B. The symptoms indicate angina and should be treated as such:
While angina can present with symptoms such as chest pain, it is typically relieved with rest or nitroglycerin. In contrast, the client in this scenario has midsternal chest pain that is not relieved with rest, which is more indicative of an acute coronary event like a myocardial infarction. Therefore, interpreting the symptoms as angina and treating them as such may not be appropriate given the severity and persistence of the chest pain.

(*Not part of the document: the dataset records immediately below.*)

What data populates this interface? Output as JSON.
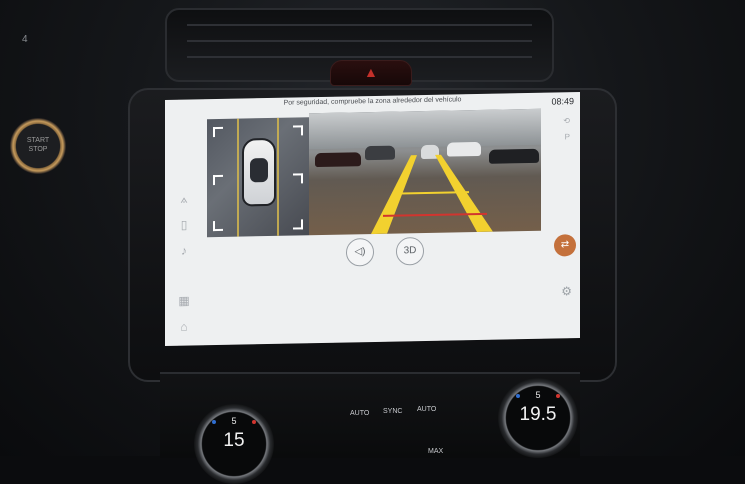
{
  "dashboard": {
    "side_number": "4",
    "start_button": {
      "line1": "START",
      "line2": "STOP"
    },
    "hazard_icon": "triangle-warning-icon"
  },
  "screen": {
    "banner": "Por seguridad, compruebe la zona alrededor del vehículo",
    "time": "08:49",
    "left_rail_icons": [
      "navigation-icon",
      "phone-icon",
      "music-icon",
      "apps-icon",
      "home-icon"
    ],
    "right_rail_icons": [
      "steering-icon",
      "parking-icon"
    ],
    "controls": {
      "sound": "sound-icon",
      "view_3d": "3D"
    },
    "camera_toggle_icon": "camera-switch-icon",
    "settings_icon": "gear-icon"
  },
  "climate": {
    "left": {
      "fan": "5",
      "temp": "15"
    },
    "right": {
      "fan": "5",
      "temp": "19.5"
    },
    "buttons": [
      "AUTO",
      "SYNC",
      "AUTO",
      "MAX"
    ]
  },
  "colors": {
    "accent": "#c4713c",
    "guide_yellow": "#f2d12f",
    "guide_red": "#d1352f"
  }
}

C. Treatment should be determined pending the results of an exercise stress test:
Waiting for the results of an exercise stress test is not appropriate in this scenario, as the client's presentation suggests an acute cardiac event that requires immediate intervention. Exercise stress tests are typically used for diagnostic purposes to assess cardiovascular function under controlled conditions but are not suitable for managing acute coronary episodes or emergencies.
D. The symptoms indicate a pulmonary etiology rather than a cardiac etiology:
While some symptoms, such as shortness of breath or chest pain, can overlap between cardiac and pulmonary conditions, the client's presentation with sudden midsternal chest pain unrelieved with rest, pale cool skin, and a history of CAD strongly suggests a cardiac etiology, specifically an acute coronary event. It is essential to prioritize cardiac assessment and intervention based on the client's symptoms and medical history.